Es geschieht immer dann, wenn die Toilettengänger ihre Hose herunterziehen wollen. Eigentlich ist eine neue öffentliche Toilette eine saubere Wohltat, vor allem wenn es einmal richtig nötig ist. Umso erschrockener wirken die Besucher dieses speziellen Klos. In dem Moment, in dem sie sich entspannt hinsetzen wollen, wird das milchige Glas hinter ihnen plötzlich durchsichtig. Die ganze Fußgängerzone guckt jetzt zu und eine Frauenstimme aus dem Off kommentiert mit klaren Worten: „Privacy Down“ – Privatsphäre heruntergefahren.


Großbritannien spült seine Privatsphäre gerade die Toilette hinunter, das ist die Botschaft der entblößenden Toilette. Sie war eine Aktion von Kritikern eines neuen Gesetzes, das gerade durch das britische Unterhaus gegangen ist, dem Investigatory Powers Bill. Am Dienstag hat die Queen dieses Gesetz zur Daten-Überwachung unterschrieben – damit ist das Gesetz, das auf der Insel auch gerne Snoopers Charter, also Schnüffelgesetz genannt wird, rechtsgültig.

Während Unterstützer von einem weltweit vorbildlichen Gesetz zur Wahrung von Sicherheit und Privatsphäre sprechen, befürchten Datenschützer ganz im Gegenteil ein weltweites Vorbild für Autokraten, die Zensur jetzt mit Großbritanniens Gesetzen rechtfertigen können. Die Toilette in der Fußgängerzone war ein rabiater Versuch, öffentliche Aufmerksamkeit auf die neue Überwachungslage in UK zu lenken. Das neue Gesetz liest sich wie ein Albtraum für Datenschützer.

Die sogenannte Snoopers Charter zwingt Internet-Provider, besuchte Websites und Apps ihrer Kunden für ein Jahr zu speichern. Polizei und andere Behörden dürfen nach Belieben darauf zugreifen, einen richterlichen Beschluss brauchen sie nicht. Der britische Nachrichtendienst GCHQ kann außerdem den gesamten Internetverkehr über die Datenknotenpunkte auf der Insel für mehrere Tage speichern. Der Staat darf in Zukunft Telefone und Computer nach Gusto hacken, selbst wenn eine betroffene Person gar nicht beschuldigt wird.
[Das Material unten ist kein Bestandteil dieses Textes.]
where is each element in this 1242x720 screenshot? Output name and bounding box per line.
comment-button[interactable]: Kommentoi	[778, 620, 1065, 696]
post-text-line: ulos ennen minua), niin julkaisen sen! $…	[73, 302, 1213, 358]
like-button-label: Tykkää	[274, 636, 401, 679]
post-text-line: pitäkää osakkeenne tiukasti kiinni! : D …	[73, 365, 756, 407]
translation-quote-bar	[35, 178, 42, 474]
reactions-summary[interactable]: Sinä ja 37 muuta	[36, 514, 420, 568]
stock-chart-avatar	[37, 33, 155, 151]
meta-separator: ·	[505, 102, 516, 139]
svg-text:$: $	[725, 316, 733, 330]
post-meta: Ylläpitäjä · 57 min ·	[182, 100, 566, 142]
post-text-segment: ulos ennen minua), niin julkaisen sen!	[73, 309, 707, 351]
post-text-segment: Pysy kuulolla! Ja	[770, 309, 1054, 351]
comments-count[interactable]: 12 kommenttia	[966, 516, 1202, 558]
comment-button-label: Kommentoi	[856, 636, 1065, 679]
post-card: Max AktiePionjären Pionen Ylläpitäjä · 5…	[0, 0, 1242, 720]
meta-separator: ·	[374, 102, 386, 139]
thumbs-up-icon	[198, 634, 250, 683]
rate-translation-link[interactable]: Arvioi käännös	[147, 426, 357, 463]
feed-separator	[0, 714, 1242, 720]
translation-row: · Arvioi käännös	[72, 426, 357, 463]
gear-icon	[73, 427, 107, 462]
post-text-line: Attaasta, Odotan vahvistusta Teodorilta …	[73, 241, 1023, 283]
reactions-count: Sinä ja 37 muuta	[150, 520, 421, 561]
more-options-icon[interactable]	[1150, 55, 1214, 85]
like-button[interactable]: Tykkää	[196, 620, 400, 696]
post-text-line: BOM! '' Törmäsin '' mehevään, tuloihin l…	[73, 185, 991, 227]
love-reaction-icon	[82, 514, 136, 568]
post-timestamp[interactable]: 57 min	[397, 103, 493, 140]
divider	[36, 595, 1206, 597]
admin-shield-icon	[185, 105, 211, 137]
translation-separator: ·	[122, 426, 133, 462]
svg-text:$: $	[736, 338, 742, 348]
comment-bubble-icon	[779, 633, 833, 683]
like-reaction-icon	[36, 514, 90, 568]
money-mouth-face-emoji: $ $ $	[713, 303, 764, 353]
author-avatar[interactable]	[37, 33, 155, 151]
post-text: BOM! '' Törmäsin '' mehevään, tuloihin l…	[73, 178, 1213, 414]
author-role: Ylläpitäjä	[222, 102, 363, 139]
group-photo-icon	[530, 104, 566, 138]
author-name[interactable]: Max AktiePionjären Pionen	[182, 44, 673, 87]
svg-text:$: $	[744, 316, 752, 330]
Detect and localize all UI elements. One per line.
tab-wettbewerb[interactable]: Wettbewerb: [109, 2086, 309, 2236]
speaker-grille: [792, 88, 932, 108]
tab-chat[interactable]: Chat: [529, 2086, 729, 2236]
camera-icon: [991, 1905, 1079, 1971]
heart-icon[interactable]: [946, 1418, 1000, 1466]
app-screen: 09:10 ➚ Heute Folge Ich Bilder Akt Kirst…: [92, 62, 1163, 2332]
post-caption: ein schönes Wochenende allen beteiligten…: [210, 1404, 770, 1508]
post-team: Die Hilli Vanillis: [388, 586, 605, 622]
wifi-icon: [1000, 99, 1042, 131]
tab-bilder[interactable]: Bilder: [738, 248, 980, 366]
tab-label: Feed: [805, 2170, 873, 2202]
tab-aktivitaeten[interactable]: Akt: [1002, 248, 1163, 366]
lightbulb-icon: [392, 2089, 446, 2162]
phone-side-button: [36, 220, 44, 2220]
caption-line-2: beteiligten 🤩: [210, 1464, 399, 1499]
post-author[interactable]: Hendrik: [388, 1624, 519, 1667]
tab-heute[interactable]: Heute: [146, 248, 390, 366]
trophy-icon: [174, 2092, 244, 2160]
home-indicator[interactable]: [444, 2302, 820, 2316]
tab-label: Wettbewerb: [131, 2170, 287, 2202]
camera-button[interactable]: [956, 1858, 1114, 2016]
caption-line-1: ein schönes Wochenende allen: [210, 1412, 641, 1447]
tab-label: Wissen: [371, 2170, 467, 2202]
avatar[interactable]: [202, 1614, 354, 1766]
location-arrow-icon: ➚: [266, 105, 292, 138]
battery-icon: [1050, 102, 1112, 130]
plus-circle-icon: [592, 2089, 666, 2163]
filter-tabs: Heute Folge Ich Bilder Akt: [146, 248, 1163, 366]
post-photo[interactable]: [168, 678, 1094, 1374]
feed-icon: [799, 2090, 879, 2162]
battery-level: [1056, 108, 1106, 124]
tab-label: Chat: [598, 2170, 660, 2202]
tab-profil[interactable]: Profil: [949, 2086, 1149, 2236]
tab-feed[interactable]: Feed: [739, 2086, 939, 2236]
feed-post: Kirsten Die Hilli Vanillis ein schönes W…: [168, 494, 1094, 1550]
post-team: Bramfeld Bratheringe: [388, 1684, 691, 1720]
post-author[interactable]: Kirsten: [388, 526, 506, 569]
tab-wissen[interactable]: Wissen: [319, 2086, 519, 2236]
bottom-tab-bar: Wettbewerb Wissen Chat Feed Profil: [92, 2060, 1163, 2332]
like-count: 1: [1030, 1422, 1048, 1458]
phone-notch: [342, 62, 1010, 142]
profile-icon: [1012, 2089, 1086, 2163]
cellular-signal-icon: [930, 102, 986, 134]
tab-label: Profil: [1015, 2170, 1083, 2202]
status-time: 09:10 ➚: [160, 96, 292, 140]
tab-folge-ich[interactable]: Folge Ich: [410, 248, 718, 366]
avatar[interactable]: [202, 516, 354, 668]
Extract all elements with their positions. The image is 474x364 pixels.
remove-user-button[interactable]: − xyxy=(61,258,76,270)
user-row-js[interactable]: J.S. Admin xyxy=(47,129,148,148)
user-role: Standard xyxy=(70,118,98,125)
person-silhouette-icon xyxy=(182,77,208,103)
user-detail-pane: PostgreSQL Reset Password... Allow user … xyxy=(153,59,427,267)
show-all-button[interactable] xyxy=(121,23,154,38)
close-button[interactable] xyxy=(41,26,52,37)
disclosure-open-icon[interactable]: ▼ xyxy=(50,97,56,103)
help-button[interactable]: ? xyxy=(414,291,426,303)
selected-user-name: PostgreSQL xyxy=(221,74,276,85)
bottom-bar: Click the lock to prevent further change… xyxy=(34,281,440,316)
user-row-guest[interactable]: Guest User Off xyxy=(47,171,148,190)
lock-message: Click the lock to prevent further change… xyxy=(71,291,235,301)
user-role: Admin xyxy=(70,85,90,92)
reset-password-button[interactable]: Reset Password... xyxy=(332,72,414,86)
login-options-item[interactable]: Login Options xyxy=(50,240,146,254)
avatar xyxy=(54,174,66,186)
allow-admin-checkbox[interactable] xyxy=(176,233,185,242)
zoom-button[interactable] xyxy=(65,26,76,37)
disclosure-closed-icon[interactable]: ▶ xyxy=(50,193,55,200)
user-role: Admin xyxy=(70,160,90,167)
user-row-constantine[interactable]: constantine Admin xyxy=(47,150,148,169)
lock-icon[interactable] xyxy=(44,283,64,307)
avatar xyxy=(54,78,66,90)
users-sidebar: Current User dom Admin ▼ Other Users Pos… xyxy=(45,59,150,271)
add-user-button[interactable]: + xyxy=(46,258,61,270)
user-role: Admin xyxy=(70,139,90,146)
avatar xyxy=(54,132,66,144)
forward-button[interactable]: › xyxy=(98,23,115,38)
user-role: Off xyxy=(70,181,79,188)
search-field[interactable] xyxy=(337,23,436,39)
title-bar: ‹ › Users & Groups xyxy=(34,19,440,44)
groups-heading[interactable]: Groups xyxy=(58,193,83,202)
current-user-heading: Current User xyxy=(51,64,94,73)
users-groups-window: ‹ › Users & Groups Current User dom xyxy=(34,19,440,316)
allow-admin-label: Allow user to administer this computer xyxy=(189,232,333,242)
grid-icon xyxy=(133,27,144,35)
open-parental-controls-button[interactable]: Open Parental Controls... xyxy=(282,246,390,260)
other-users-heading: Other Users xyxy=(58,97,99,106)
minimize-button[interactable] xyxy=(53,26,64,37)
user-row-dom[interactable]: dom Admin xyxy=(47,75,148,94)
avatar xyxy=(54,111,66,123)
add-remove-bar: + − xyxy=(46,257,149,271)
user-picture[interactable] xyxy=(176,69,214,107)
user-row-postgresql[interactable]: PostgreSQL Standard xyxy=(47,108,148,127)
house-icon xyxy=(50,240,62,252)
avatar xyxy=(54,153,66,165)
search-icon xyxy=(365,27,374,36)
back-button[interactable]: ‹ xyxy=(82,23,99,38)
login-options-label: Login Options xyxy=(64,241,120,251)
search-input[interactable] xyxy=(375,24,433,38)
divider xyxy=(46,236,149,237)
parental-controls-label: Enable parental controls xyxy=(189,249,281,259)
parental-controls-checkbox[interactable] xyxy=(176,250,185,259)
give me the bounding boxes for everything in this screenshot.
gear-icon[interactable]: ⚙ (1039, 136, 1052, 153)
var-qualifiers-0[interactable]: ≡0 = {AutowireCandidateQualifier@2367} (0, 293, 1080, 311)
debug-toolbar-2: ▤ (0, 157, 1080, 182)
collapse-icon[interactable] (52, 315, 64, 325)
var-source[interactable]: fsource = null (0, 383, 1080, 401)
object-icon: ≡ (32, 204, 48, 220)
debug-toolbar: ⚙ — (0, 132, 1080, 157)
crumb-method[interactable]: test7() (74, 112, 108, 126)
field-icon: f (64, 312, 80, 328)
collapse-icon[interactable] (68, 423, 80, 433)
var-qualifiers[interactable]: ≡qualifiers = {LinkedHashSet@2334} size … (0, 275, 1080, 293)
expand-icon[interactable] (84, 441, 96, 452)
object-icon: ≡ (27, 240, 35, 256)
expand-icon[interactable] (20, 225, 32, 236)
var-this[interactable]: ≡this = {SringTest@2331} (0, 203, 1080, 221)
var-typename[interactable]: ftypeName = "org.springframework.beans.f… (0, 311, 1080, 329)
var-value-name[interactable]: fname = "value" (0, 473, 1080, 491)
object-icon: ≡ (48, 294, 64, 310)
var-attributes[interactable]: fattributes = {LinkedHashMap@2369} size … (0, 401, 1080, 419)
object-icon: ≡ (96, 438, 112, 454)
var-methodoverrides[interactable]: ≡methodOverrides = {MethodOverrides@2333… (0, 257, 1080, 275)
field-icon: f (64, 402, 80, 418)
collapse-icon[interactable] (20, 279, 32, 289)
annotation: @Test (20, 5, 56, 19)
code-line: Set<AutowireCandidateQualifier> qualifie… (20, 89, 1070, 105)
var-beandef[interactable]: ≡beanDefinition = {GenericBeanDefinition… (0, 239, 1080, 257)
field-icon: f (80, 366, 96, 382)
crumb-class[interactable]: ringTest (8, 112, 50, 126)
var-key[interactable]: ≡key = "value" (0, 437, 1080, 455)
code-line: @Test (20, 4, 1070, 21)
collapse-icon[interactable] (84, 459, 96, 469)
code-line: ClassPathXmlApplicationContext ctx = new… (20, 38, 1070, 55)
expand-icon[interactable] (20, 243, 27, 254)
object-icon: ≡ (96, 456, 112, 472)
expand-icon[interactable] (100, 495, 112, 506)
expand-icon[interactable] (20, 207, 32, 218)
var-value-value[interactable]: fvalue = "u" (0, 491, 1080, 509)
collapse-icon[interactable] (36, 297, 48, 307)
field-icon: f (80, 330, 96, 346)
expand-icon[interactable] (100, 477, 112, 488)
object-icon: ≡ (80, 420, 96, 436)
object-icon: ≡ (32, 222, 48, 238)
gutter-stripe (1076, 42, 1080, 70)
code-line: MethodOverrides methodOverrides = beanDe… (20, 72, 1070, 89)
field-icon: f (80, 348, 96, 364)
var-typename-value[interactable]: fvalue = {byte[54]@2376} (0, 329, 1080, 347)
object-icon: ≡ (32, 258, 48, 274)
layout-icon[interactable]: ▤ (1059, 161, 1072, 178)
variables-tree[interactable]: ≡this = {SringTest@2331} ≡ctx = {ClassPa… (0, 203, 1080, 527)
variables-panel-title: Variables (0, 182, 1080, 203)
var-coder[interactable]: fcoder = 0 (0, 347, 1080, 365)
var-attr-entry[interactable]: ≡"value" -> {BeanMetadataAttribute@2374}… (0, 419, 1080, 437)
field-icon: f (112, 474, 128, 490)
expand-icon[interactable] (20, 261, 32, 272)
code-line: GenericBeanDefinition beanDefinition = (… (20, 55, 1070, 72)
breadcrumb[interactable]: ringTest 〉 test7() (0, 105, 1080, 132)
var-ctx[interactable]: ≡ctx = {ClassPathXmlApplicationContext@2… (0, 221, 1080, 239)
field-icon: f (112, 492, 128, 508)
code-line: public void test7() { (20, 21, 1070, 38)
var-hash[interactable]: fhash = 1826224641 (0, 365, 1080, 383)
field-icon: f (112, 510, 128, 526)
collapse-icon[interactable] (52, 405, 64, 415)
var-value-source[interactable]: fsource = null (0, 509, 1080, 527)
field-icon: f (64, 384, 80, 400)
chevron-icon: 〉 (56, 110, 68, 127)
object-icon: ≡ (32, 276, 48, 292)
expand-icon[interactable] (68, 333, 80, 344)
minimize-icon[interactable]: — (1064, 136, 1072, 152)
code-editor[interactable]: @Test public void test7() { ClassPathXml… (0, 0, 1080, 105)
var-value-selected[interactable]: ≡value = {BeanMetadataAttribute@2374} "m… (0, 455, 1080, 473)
Harter Tobak, doch nicht nur in England müssen Bürger um ihre Rechte bangen. Der US-amerikanische Senat hat bereits im Juni ein Gesetz vorgestellt, dass dem FBI mehr Befugnisse zur Bespitzelung einräumt. Die Bundesbehörde kann in Zukunft wesentlich einfacher sogenannte Security Letters beantragen, geheime Aufforderungen an Technologie-, Telekommunikation- und Finanzunternehmen, Kundendaten herauszurücken. Wie das in der Praxis aussehen darf oder wie die Beamten überprüft werden sollen, sagt das Gesetz nicht.


In Deutschland gibt die neue BND-Reform Grund zur Sorge. Mit der Gefahr vor internationalem Terrorismus rechtfertigt die Regierung eine Ausweitung der Arbeit des Bundesnachrichtendienstes auch im Inneren. Das neue Gesetz legalisiert den Zugriff des Geheimdiensts auf Internetknotenpunkte etwa in Frankfurt und gibt ihm so einen Freibrief zur Datenerhebung. Der BND darf demnach ganze „Telekommunikationsnetze“ abhören, also „die Gesamtheit von Übertragungssystemen“ von Telekommunikationsanbietern. Den Kollegen von Netzpolitik.org sagte ein hochrangiger Verfassungsrechtler: „Dadurch dürfte das Ausmaß der Überwachung erheblich steigen.“ Ende Oktober hat der Bundesrat das umstrittene Gesetz im Eilverfahren durchgewinkt.

Und dabei bleibt es nicht. Der BND investiert 150 Millionen Euro in die Entschlüsselung von Messengern wie WhatsApp und ab Anfang 2017 soll zusätzlich eine eigene Behörde verschlüsselte Nachrichten knacken. Die Zentrale Stelle für Informationstechnik im Sicherheitsbereich, kurz Zitis, wird zunächst 60 Mitarbeiter haben. Grund für die Maßnahme ist der Trend hin zur Ende-zu-Ende-Verschlüsselung von Kommunikationsdiensten. Anbieter wie WhatsApp sind darum bemüht, die Nachrichten ihrer Nutzer vor dem Zugriff Dritter zu schützen. Geheimdienste fürchten das „Going Dark“ – das sprichwörtliche Tappen im Dunkeln.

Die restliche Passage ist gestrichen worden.